LAWS(PVC)-1906-12-34

BERCKEFELD Vs. EMPEROR

Decided On December 03, 1906
BERCKEFELD Appellant
V/S
EMPEROR Respondents

JUDGEMENT

(1.) The appellant Mr. Berckefeld, Manager of the Bally Khal Bone Mills, has been convicted under Section 290 Indian Penal Code, of committing a public nuisance, and has been punished with the maximum penalty, a fine of Rs. 200.

(2.) The nuisance complained of was that be kept a stack of bones, weighing about 100 tons, in the mill-yard exposed to the sun and rain for a time sufficient to cause them on the 17th July last to become rotten and to emit a smell so offensive as to cause common injury or annoyance to persons living in the vicinity and using a public road passing by the mill building. The prosecution was instituted in consequence of information given by Mr. Macpherson, the Manager of the Baranagore Jute Mill, which adjoins the compound of the Bally Khal Bone Mills, and after a local enquiry had been made by Mr.
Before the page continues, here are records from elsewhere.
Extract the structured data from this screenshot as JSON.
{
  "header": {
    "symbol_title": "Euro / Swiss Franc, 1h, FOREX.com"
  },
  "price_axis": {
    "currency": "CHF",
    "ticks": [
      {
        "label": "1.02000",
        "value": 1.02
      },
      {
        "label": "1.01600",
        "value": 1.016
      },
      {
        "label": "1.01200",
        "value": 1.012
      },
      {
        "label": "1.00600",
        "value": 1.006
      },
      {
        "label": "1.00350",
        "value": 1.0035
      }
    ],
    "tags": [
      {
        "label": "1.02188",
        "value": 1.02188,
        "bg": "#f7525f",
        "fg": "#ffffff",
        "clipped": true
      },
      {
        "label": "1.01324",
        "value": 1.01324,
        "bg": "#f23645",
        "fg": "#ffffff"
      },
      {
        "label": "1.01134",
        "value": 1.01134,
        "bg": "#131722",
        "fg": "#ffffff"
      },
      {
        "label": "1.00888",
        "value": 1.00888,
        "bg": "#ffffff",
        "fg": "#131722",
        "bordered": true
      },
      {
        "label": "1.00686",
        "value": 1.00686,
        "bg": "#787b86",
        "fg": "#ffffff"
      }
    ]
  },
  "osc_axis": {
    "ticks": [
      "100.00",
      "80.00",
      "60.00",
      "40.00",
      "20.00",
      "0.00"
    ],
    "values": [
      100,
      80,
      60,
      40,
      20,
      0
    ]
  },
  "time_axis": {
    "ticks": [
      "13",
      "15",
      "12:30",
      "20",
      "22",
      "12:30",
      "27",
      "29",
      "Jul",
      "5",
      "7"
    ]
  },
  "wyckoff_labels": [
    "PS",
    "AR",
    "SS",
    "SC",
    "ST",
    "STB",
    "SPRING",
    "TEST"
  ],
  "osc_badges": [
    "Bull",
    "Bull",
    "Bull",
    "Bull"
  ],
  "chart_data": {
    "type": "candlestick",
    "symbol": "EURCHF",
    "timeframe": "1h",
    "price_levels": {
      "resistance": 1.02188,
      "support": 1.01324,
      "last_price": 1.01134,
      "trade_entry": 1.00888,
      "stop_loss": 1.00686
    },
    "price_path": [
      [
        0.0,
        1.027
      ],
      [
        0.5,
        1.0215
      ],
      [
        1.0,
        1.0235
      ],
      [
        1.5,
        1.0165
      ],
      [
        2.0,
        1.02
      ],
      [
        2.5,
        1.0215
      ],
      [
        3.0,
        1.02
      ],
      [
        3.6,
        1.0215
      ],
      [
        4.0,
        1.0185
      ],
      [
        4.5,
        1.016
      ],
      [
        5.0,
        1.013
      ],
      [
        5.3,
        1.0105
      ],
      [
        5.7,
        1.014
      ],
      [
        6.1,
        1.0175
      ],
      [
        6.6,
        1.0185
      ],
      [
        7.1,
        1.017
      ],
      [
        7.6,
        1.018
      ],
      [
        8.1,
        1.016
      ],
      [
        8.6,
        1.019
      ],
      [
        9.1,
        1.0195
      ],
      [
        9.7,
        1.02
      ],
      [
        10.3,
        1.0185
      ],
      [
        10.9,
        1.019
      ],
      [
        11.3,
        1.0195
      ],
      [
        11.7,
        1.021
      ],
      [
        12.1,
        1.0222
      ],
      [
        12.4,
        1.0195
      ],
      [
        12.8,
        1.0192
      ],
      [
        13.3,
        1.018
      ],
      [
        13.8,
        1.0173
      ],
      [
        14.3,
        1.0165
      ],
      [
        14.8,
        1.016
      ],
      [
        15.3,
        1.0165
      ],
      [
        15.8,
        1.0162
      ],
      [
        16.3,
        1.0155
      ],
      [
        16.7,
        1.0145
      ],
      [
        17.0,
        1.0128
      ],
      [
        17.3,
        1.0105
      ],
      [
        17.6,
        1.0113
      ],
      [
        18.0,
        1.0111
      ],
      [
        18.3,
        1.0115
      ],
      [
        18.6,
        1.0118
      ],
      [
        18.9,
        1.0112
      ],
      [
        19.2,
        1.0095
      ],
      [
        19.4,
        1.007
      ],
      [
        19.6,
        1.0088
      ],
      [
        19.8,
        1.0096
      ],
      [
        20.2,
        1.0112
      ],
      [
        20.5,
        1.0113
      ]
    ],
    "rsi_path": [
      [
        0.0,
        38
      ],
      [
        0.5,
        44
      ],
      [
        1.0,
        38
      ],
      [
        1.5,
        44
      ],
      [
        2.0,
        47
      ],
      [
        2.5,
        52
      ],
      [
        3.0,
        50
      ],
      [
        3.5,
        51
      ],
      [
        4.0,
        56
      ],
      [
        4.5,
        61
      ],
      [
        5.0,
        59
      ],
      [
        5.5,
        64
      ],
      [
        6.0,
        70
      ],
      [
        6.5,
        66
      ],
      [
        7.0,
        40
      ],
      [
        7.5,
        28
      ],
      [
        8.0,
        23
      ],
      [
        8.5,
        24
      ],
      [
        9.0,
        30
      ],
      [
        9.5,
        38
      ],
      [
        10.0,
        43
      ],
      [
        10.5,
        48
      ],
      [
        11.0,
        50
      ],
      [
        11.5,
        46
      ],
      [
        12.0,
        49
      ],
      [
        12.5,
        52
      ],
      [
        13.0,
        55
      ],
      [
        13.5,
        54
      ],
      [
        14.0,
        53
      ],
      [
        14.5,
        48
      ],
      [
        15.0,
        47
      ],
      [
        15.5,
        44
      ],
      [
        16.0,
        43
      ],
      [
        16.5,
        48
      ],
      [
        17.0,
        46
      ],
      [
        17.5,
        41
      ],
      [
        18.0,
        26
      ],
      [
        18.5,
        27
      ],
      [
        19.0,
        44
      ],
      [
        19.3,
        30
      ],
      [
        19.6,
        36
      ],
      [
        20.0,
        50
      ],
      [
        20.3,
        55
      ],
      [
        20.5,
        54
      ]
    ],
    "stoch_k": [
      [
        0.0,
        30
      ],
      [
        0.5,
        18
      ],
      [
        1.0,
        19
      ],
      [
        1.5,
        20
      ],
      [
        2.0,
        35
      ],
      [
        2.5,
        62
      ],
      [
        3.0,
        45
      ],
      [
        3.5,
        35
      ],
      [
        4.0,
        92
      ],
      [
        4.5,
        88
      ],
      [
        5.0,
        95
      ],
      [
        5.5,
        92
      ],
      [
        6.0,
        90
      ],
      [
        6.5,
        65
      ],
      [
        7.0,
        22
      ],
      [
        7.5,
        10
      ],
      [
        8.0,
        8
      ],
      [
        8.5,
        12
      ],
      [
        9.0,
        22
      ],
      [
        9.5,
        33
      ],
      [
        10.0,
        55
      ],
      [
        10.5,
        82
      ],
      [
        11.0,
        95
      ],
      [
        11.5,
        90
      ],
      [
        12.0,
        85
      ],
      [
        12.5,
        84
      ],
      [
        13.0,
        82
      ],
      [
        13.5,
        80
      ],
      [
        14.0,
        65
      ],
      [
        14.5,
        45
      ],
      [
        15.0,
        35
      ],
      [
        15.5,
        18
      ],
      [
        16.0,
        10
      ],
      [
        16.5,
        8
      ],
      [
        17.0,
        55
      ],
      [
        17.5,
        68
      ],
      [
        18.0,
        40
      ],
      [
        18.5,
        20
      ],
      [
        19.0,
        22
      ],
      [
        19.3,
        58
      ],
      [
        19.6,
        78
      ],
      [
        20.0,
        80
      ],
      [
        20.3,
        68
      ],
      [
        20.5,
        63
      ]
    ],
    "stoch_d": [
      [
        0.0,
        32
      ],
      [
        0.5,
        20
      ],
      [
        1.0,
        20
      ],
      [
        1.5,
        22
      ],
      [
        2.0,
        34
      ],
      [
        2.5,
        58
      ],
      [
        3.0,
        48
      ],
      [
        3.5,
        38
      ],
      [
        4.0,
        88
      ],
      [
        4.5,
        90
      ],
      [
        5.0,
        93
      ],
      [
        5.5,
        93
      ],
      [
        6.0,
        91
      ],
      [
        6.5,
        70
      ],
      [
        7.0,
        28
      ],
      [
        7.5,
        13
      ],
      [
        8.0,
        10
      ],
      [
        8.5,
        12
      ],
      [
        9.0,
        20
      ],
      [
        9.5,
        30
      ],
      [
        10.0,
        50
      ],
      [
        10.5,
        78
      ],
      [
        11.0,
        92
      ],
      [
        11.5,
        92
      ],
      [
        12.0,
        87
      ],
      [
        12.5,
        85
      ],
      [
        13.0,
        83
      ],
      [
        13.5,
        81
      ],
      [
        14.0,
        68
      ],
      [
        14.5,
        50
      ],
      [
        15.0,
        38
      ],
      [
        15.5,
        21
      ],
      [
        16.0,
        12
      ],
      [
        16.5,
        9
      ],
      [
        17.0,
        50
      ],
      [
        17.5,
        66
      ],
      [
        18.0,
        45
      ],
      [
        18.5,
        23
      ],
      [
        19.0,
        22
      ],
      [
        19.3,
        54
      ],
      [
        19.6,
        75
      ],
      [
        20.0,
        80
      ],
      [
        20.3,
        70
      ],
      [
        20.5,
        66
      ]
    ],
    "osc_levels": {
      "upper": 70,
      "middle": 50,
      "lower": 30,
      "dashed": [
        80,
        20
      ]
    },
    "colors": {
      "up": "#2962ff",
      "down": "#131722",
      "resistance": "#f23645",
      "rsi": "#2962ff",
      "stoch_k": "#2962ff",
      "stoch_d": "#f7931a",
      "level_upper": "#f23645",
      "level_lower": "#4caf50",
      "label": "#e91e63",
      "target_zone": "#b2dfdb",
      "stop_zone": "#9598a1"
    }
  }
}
Ballantine, Sub-Deputy Magistrate.

(3.) It seems that on the 1 December 1905 in consequence of a complaint made the District Magistrate passed an order under Section 133 Criminal Procedure Code, directing the Manager of the Bone Mill not to stack bones in the open, where they would be exposed to sun and rain, and accordingly after receipt of Mr. Ballantine's report an order was passed for the prosecution of the appellant under Section 188 Indian Penal Code, and the case was made over to the Sadar Subdivisional Magistrate for trial. After however the accused had appeared, the prosecution under Section 188 Indian Penal Cede was withdrawn by the Government Prosecutor, for reasons stated in the Magistrate's order of the 13 August, and the prosecution under Section 290 Indian Penal Code instituted. Witnesses on both sides were afterwards examined and the accused was convicted on the 28 August 1906.